The Department of Foreign Affairs and Trade has been forced to drop its policy prohibiting transgender people from obtaining a passport in their lived-sex to travel abroad for gender re-alignment surgery.
It has also issued a written apology to Stefanie Imbruglia, a trans woman who brought a case against the department before the Human Rights and Equal Opportunity Commission (HREOC).
Imbruglia was the first woman trapped by changes introduced by the Howard government in 2007, which overturned a 20-year-old policy allowing trans people to obtain passports in their lived-in sex, to travel for surgery.
In 2007 Imbruglia, who had been living as a woman for two years, was denied a gender-neutral passport to travel to Thailand for surgery.
Forced to travel on a male passport, she was stopped by officers in Thailand, and forced to explain the discrepancy in front of other passengers — a situation Imbruglia described as “embarrassing” and “dangerous”.
Imbruglia claimed the foreign affairs department had knowingly placed her in danger and was guilty of sex discrimination.
The department has since apologised for “any discomfort, distress or embarrassment”, and agreed to update its procedures and policy documents to address sex and gender diverse peoples’ needs.
“It’s a great step forward for the sexually and gender diverse communities, and I feel that common sense has prevailed,” Imbruglia told Sydney Star Observer.
“Getting them to change the passports so we could travel to have surgery, that was the minimum of what I wanted.
“I’m thrilled I’ve been able to make a big difference — just the mere fact that they changed the words from ‘transgender’ to ‘sex and gender diverse’ was a huge thing, as was the fact that they apologised.”
Gender Centre spokeswoman Katherine Cummings welcomed the change of procedures.
“It is sensible. If you’re travelling as a woman on a male passport it can be serious; can lead to rudeness from officials or casual bigots standing nearby, or result in danger in certain countries,” she said.
“The purpose of identity documents is to show that you are who you say you are, so it does not make sense to make someone travel under documents which do not express the way they live,.”
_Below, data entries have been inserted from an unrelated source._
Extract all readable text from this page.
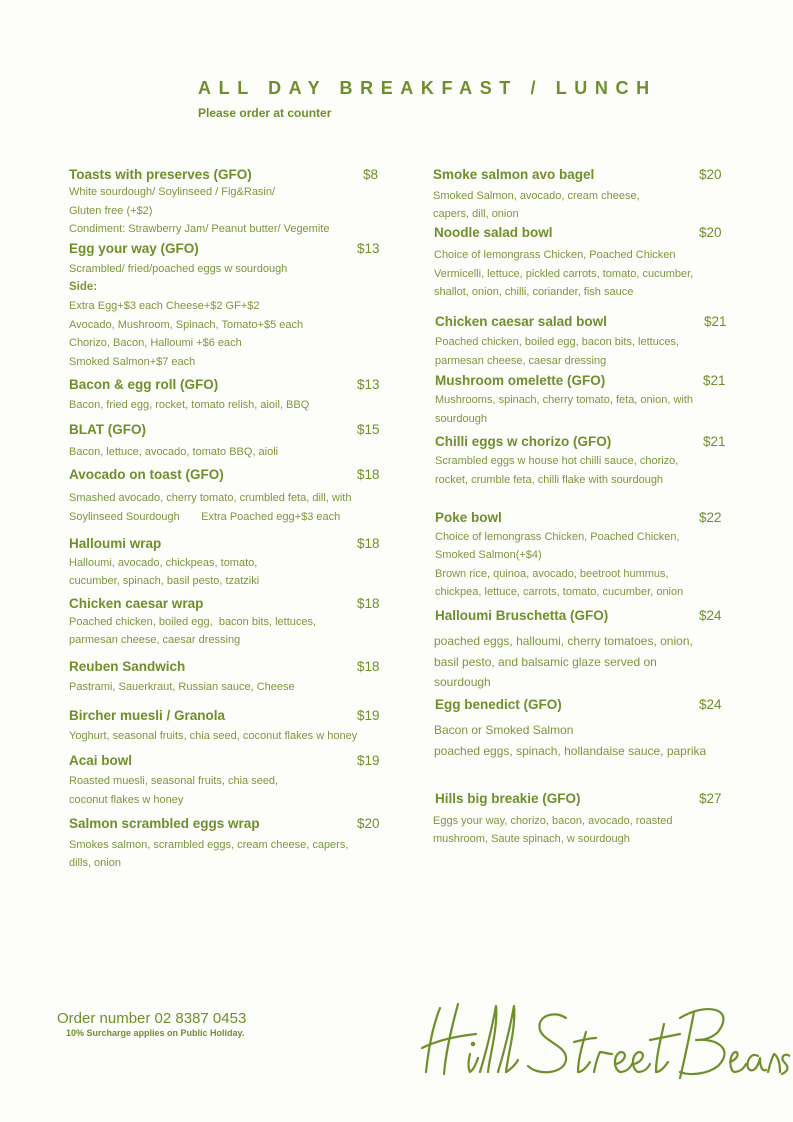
ALL DAY BREAKFAST / LUNCH
Please order at counter
Toasts with preserves (GFO)	$8
White sourdough/ Soylinseed / Fig&Rasin/
Gluten free (+$2)
Condiment: Strawberry Jam/ Peanut butter/ Vegemite
Egg your way (GFO)	$13
Scrambled/ fried/poached eggs w sourdough
Side:
Extra Egg+$3 each Cheese+$2 GF+$2
Avocado, Mushroom, Spinach, Tomato+$5 each
Chorizo, Bacon, Halloumi +$6 each
Smoked Salmon+$7 each
Bacon & egg roll (GFO)	$13
Bacon, fried egg, rocket, tomato relish, aioil, BBQ
BLAT (GFO)	$15
Bacon, lettuce, avocado, tomato BBQ, aioli
Avocado on toast (GFO)	$18
Smashed avocado, cherry tomato, crumbled feta, dill, with
Soylinseed Sourdough       Extra Poached egg+$3 each
Halloumi wrap	$18
Halloumi, avocado, chickpeas, tomato,
cucumber, spinach, basil pesto, tzatziki
Chicken caesar wrap	$18
Poached chicken, boiled egg,  bacon bits, lettuces,
parmesan cheese, caesar dressing
Reuben Sandwich	$18
Pastrami, Sauerkraut, Russian sauce, Cheese
Bircher muesli / Granola	$19
Yoghurt, seasonal fruits, chia seed, coconut flakes w honey
Acai bowl	$19
Roasted muesli, seasonal fruits, chia seed,
coconut flakes w honey
Salmon scrambled eggs wrap	$20
Smokes salmon, scrambled eggs, cream cheese, capers,
dills, onion
Smoke salmon avo bagel	$20
Smoked Salmon, avocado, cream cheese,
capers, dill, onion
Noodle salad bowl	$20
Choice of lemongrass Chicken, Poached Chicken
Vermicelli, lettuce, pickled carrots, tomato, cucumber,
shallot, onion, chilli, coriander, fish sauce
Chicken caesar salad bowl	$21
Poached chicken, boiled egg, bacon bits, lettuces,
parmesan cheese, caesar dressing
Mushroom omelette (GFO)	$21
Mushrooms, spinach, cherry tomato, feta, onion, with
sourdough
Chilli eggs w chorizo (GFO)	$21
Scrambled eggs w house hot chilli sauce, chorizo,
rocket, crumble feta, chilli flake with sourdough
Poke bowl	$22
Choice of lemongrass Chicken, Poached Chicken,
Smoked Salmon(+$4)
Brown rice, quinoa, avocado, beetroot hummus,
chickpea, lettuce, carrots, tomato, cucumber, onion
Halloumi Bruschetta (GFO)	$24
poached eggs, halloumi, cherry tomatoes, onion,
basil pesto, and balsamic glaze served on
sourdough
Egg benedict (GFO)	$24
Bacon or Smoked Salmon
poached eggs, spinach, hollandaise sauce, paprika
Hills big breakie (GFO)	$27
Eggs your way, chorizo, bacon, avocado, roasted
mushroom, Saute spinach, w sourdough
Order number 02 8387 0453
10% Surcharge applies on Public Holiday.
The department has further acknowledged that not all gender diverse people may be able to have genital surgery, but may still live in their appropriate sex, and that such people should be issued appropriate passports if medical documents are provided.
Intersex people whose identity documents do not indicate gender will also be eligible for travel documents which similarly do not state a particular sex.
Sex and Gender Education (SAGE) representative Dr Tracie O’Keefe has been working with DFAT to implement these policy changes and edit official documents.